Although the rate of abortion in the United States has fallen to its lowest level since 1974, slightly more than one in five pregnancies end in abortion, and stark disparities persist in rates of unintended pregnancy and abortion; poor and low-income women are at particularly high risk. Compared with higher income women, poor women are four times as likely to have an unplanned pregnancy, three times as likely to have an abortion and five times as likely to have an unplanned birth. Consequently, the need for publicly funded family planning services is as critical as ever.

Publicly funded family planning clinics provide contraceptive services to about seven million women each year. Without these services, unintended pregnancy rates would be nearly 50% higher for all women and about two-thirds higher among low-income women. According to recent Guttmacher research, 1.4 million unintended pregnancies, which would likely result in about 640,000 unintended births and 600,000 abortions, are averted each year because of these services. Research shows that these services save $4.3 billion in public funds. Nationally, every $1.00 invested in helping women avoid pregnancies they do not want saves $4.02 in Medicaid expenditures that otherwise would be needed—in addition to providing clear benefits to individual women and their families by helping them avoid unintended pregnancies and plan the pregnancies they do want.
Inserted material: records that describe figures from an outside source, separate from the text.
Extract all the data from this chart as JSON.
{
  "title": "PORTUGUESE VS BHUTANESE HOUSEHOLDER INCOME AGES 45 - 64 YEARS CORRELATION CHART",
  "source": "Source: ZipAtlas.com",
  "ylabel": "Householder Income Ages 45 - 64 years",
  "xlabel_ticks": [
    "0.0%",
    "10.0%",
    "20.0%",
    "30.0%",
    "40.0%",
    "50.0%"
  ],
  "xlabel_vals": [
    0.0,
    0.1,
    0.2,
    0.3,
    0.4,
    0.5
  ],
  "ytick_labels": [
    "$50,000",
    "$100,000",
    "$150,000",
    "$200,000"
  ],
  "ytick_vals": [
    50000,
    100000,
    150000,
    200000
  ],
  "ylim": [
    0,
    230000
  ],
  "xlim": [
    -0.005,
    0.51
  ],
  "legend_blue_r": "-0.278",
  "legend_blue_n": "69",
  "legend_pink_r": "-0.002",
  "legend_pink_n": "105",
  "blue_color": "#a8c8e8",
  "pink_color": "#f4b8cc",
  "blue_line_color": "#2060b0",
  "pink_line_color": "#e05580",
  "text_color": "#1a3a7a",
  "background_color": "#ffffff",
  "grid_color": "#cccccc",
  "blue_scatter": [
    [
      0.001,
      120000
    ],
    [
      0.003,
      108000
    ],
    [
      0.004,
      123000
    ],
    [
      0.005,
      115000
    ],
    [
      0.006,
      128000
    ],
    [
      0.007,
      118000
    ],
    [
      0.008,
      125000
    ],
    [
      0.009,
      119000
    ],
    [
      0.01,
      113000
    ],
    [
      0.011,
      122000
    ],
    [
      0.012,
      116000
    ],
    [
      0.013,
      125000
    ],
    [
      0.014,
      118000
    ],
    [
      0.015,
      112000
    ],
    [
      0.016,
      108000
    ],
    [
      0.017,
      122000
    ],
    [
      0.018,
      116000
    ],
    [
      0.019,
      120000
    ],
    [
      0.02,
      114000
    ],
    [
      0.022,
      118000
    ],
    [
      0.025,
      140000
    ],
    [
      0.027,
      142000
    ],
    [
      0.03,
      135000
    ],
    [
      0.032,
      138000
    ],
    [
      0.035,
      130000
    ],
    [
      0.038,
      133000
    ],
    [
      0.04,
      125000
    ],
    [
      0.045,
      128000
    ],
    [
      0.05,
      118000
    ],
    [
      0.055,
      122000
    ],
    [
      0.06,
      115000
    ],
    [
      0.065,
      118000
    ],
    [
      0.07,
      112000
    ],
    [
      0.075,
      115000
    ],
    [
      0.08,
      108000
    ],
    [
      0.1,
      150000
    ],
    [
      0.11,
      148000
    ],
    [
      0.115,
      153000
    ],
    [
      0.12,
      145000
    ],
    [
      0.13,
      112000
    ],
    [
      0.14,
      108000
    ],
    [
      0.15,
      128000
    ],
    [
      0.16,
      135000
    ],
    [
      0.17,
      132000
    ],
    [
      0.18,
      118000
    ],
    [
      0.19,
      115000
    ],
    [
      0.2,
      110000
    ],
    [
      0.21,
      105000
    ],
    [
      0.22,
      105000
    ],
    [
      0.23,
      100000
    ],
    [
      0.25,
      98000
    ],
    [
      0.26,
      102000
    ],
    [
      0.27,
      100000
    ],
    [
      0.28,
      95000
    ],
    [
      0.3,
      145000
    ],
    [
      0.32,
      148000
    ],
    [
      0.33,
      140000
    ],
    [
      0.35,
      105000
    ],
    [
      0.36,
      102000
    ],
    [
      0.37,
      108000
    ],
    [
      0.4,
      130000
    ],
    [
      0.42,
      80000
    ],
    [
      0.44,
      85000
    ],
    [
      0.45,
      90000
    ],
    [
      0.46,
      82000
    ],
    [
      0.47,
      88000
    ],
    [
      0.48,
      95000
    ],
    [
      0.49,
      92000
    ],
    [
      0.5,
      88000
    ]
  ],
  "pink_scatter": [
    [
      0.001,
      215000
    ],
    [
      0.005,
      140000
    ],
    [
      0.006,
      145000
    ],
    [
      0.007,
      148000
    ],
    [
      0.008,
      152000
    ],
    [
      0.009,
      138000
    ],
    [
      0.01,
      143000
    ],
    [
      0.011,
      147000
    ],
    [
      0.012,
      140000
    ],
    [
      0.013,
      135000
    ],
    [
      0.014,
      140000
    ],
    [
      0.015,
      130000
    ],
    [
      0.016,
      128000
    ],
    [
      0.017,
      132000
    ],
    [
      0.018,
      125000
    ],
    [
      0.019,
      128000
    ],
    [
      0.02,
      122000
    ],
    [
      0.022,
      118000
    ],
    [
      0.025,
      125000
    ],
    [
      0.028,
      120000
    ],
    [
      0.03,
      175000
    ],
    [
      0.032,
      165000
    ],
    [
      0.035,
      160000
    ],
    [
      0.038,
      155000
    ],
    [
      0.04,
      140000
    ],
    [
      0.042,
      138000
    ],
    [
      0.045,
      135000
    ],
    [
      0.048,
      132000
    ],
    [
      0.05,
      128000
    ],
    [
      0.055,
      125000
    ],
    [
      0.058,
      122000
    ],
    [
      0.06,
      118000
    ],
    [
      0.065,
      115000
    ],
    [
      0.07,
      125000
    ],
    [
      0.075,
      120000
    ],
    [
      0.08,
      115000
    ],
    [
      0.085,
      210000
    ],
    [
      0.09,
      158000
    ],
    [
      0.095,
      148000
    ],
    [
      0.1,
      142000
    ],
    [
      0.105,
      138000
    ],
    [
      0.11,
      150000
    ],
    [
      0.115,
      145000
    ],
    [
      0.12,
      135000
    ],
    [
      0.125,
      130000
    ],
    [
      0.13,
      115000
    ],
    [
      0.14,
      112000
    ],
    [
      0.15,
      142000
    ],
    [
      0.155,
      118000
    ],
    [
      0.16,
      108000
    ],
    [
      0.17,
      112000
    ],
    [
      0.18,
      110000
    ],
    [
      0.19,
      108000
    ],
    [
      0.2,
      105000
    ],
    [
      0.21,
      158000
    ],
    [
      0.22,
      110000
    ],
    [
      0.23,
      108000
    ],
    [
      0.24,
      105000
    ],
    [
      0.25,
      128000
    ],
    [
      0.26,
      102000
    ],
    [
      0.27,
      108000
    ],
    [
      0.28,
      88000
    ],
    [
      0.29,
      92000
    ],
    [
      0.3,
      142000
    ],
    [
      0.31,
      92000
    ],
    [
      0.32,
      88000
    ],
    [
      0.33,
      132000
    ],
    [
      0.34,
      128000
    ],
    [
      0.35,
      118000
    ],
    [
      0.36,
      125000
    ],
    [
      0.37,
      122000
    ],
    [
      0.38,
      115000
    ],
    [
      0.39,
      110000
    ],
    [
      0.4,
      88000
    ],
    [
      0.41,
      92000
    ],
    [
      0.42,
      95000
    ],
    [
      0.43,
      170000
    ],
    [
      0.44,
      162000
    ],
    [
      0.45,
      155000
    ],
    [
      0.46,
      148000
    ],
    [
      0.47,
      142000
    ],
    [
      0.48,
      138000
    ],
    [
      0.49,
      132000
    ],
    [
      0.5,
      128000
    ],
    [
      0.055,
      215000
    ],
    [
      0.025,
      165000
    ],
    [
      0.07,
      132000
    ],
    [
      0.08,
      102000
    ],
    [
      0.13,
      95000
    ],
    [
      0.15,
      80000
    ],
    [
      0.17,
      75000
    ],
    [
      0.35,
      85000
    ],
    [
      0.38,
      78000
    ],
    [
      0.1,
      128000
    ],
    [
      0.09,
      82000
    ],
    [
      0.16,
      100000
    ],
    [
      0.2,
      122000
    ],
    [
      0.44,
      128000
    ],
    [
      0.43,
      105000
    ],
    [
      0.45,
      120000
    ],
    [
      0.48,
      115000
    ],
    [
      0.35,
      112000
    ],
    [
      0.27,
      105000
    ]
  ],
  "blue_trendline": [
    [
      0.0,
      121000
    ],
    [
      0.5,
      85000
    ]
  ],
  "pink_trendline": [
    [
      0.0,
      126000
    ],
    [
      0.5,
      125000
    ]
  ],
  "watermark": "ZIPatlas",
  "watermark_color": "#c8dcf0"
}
Guttmacher research has also found that each $20 million increment in new funding under the Title X family planning services program alone would help women avoid another 17,200 unintended pregnancies, including 7,000 that would end in abortion. Expanding eligibility for Medicaid-covered family planning services nationwide to the same income eligibility levels used for pregnant women would yield even greater results, further reducing unintended pregnancy and abortion by 15%, while achieving an additional $1.5 billion in net savings annually.

While in the Senate, President-elect Obama cosponsored numerous bills, such as the Prevention First Act, aimed at expanding access to contraceptives, health information and preventive services to help women avoid unwanted pregnancies. Senate Majority Leader Harry Reid (NV), himself antiabortion, reintroduced the Prevention First Act in early January, and companion legislation in the House was reintroduced soon thereafter.